Newly arrived at a picturesque Japanese town called Morioh, mild-mannered high school kid Koichi Hirose (Ryunosuke Kamiki) is drawn into the orbit of fellow student Josuke Higashikata (Kento Yamazaki): a swaggering badass with awesome pompadour hair and bizarre supernatural powers. Descended from a mystical bloodline, Josuke uses his uncanny abilities to save wimps like Koichi from bullies. Which leads him to intervene when Angelo (Takayuki Yamada), a serial-killer with similar super-powers, runs rampant through town. Only to find that the murderer is among many infected with strange abilities by a mysterious individual embroiled in a generations-spanning feud connected to Josuke's own family.
Takashi Miike adapting one of the notoriously loopiest manga serials ever concocted is as close to a perfect match of filmmaker and material as one could imagine. Yet his live-action version of Jojo's Bizarre Adventure doesn't quite hit the mark. Hirohiko Araki's mind-boggling 1987 manga fantasy first reached screens as a 1993 anime. Since then successive animated adaptations have extended its reputation beyond Japan into a worldwide cult phenomenon, siring countless memes and in-joke references on social media. A (fittingly) bizarre stew-pot of martial arts tropes, gothic horror, soap opera and countless references to western pop (including characters named after Iggy Pop, Mariah Carey, sixties rockers Cream, Bette Midler (!), and Dio along with a titular hero inspired by the Beatles' song 'Get Back' (a man who thought he was a loner, but knew it couldn't last)), Araki's sprawling saga spans multiple generations stretching from the Nineteenth century through Thirties New York, the Second World War through to the present day. Inevitably Miike's adaptation narrows the focus to one specific chapter. But while theoretically stripped down and accessible the plot remains too scattershot to serve as a suitable introduction for newbies.
With a pace that is strangely sedate both for a Miike movie and a Jojo adventure, the film ambles amiably through a set-up laden with portentous exposition and dense back-story. Miike handles the sporadic CGI-enhanced set-pieces as capably as fans would expect given his track record of live-action manga adaptations (most recently including fan-favourites Blade of the Immortal (2017), Terra Formars (2016) and The Mole Song: Undercover Agent Reiji (2013)). One standout sequence wherein the heroes face down a serial-killer with water-manipulation powers in a slowly flooding house climaxes proves especially suspenseful climaxing with an inspired punchline. However between highlights the film suffers frequent lulls and its episodic plot never coheres in a satisfactory manner. Led by scowling Kento Yamazaki, who in his brighter moments comes across like a Teen Beat version of Miike's 90's V-cinema era leading man Riki Takeuchi, the cast of pouting pretty boys can't quite capture the swagger of their animated counterparts. Nevertheless Miike swathes the ensemble in a suitably mystical ambiance and, if nothing else, ensures the costume and makeup departments do justice to Araki's wacky rockabilly-inspired chara designs.
Part suspense thriller, part off-kilter zombie apocalypse, part martial arts fantasy, the film assembles a large cast it does not know what to do with.

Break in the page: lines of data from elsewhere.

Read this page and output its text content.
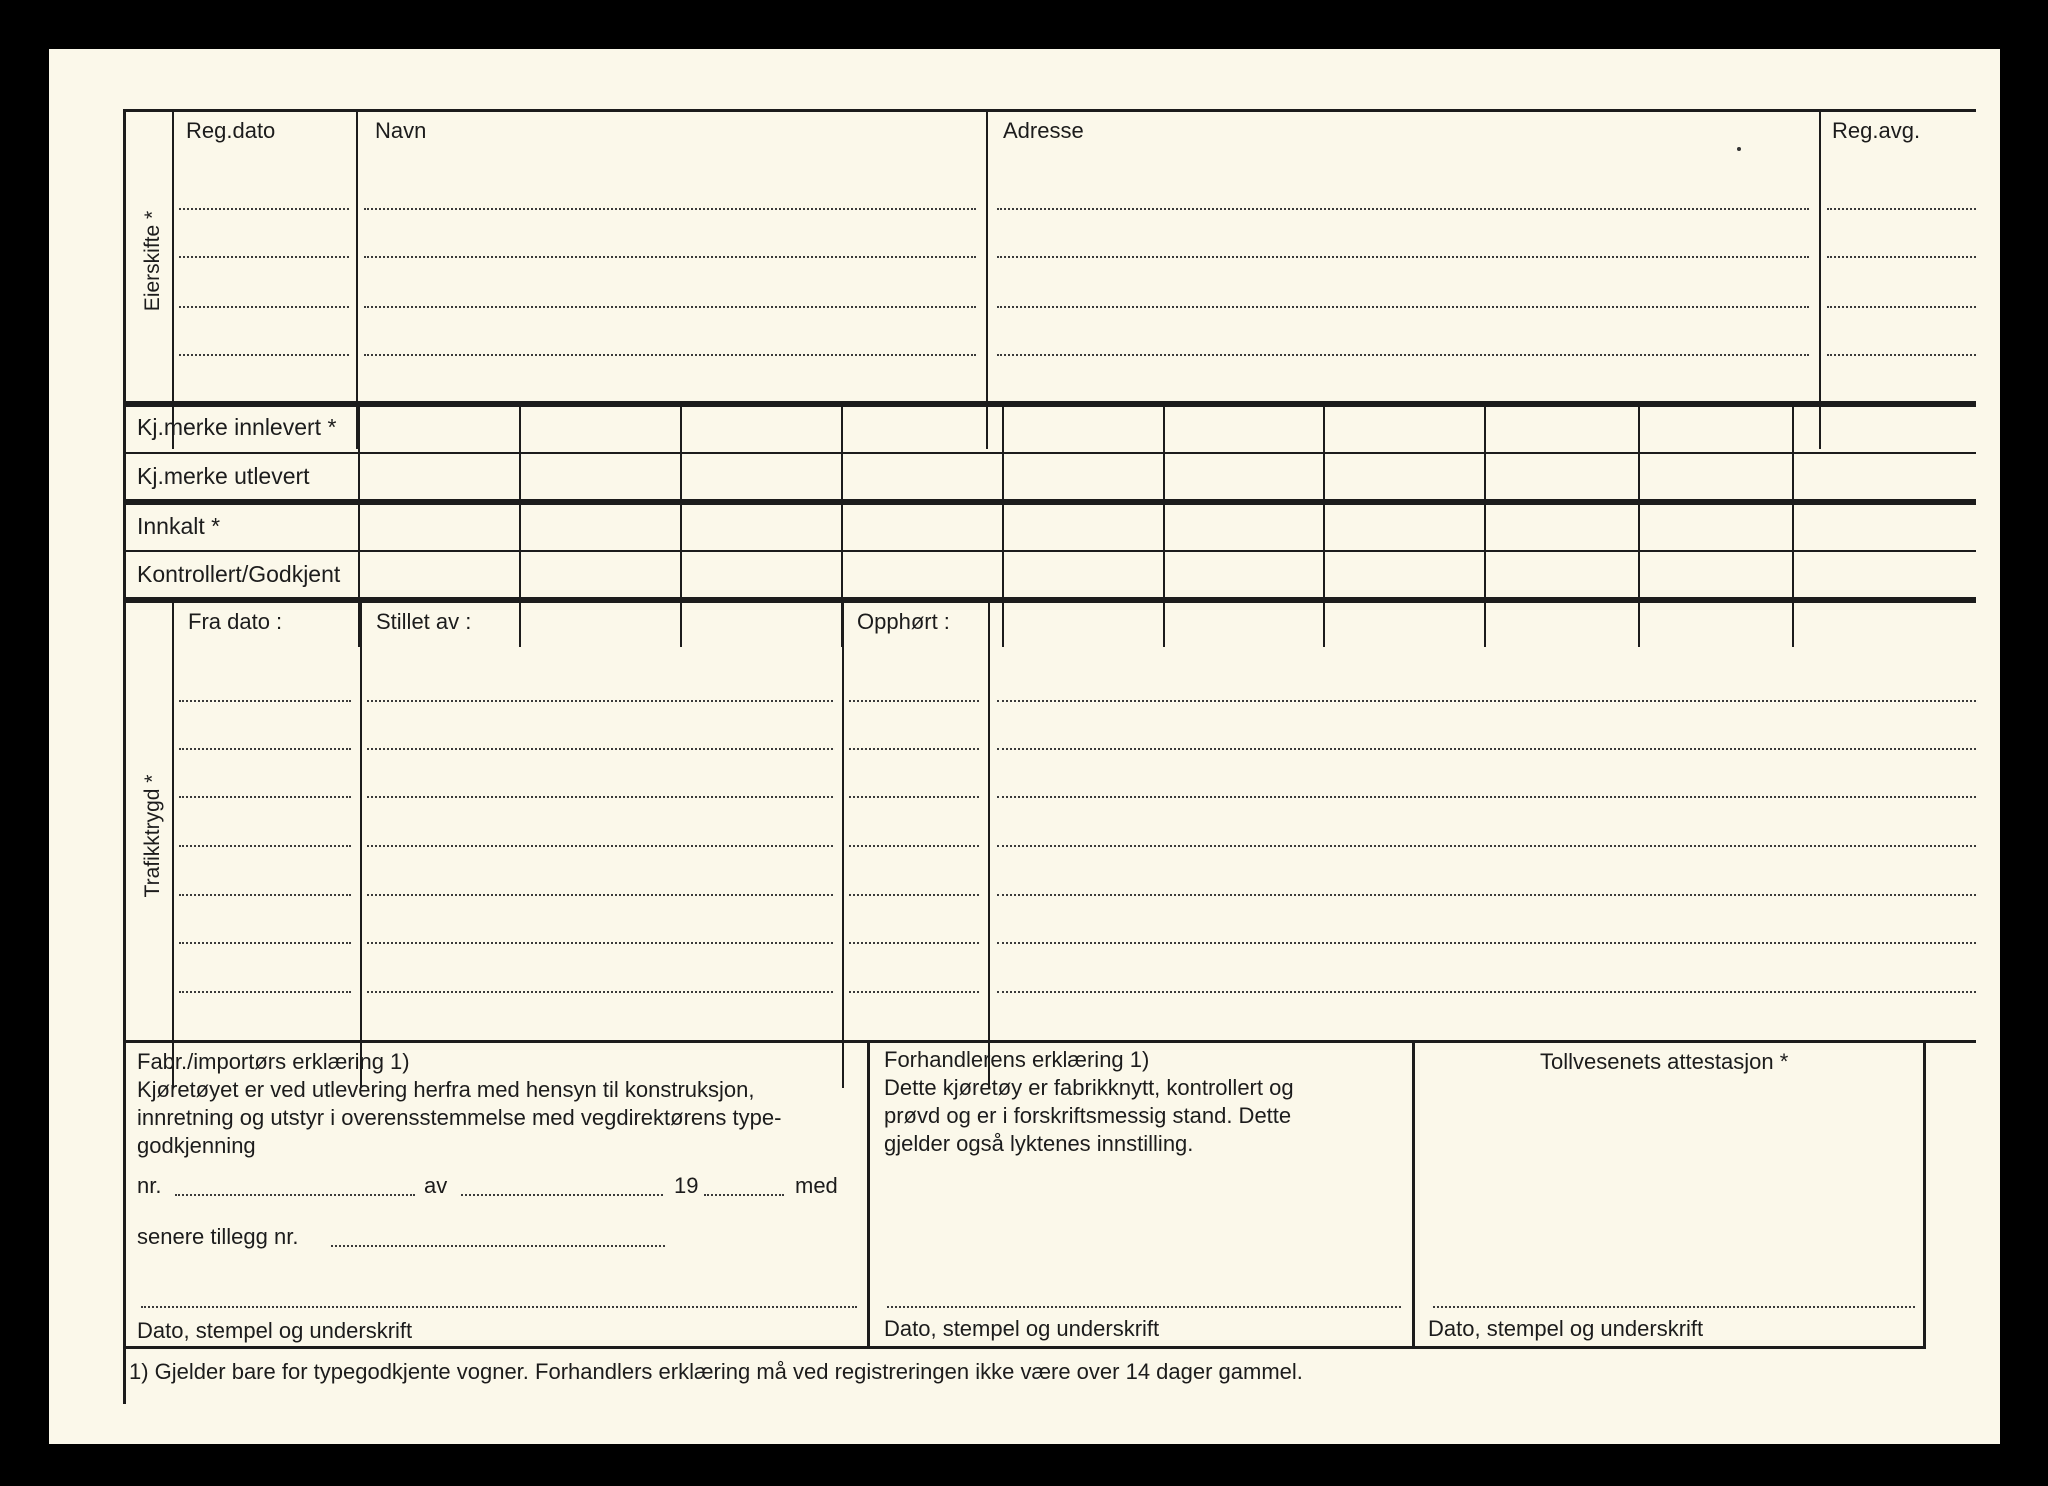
Eierskifte *
Reg.dato	Navn	Adresse	Reg.avg.
Kj.merke innlevert *
Kj.merke utlevert
Innkalt *
Kontrollert/Godkjent
Trafikktrygd *
Fra dato :	Stillet av :	Opphørt :
Fabr./importørs erklæring 1)
Kjøretøyet er ved utlevering herfra med hensyn til konstruksjon,
innretning og utstyr i overensstemmelse med vegdirektørens type-
godkjenning
nr.	av	19	med
senere tillegg nr.
Dato, stempel og underskrift
Forhandlerens erklæring 1)
Dette kjøretøy er fabrikknytt, kontrollert og
prøvd og er i forskriftsmessig stand. Dette
gjelder også lyktenes innstilling.
Dato, stempel og underskrift
Tollvesenets attestasjon *
Dato, stempel og underskrift
1) Gjelder bare for typegodkjente vogner. Forhandlers erklæring må ved registreringen ikke være over 14 dager gammel.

As a result otherwise charismatic turns from the likes of Yusuke Iseya, as Josuke's dapper white-clad kinsman-cum-mentor, and Nana Komatsu, drop-dead gorgeous star of The World of Kanako (2015), as a sultry classmate with a possibly sinister interest in Koichi, fall by the wayside. Frankly Koichi does not bring much to the table either even though Ryunosuke Kamiki proves a likable presence. As so often with Miike's work the casual undertone of misogyny proves grating with women reduced to either inscrutable femmes fatale or giggly inane schoolgirl groupies. However it is less pronounced than in his early work and to be fair the source material does not feature many memorable female characters.
Where the film manages to succeed though is in charting Josuke's gradual maturing from cocky street punk who flips out anytime someone dares make fun of his awesome hair to empathetic hero whose compassion disarms both audience and enemies alike, turning opponents into allies. Indeed in switching focus to deal with Josuke's attempt to heal a broken family the third act kicks the dramatic weight up a notch to end on a pleasingly poignant and humane note. That said the film shamefully omits the manga's best character: Iggy the superpowerful talking dog. Which is inexcusable.
Japan’s most controversial director, notorious for his dauntingly prolific output and willingness to push the boundaries of taste. Miike started working as an assistant director in the late 80s, before moving into making straight-to-video thrillers in 1991. He made his feature debut in 1995 with the violent cop thriller Shinjuku Triad Society, and since then has averaged around seven films year.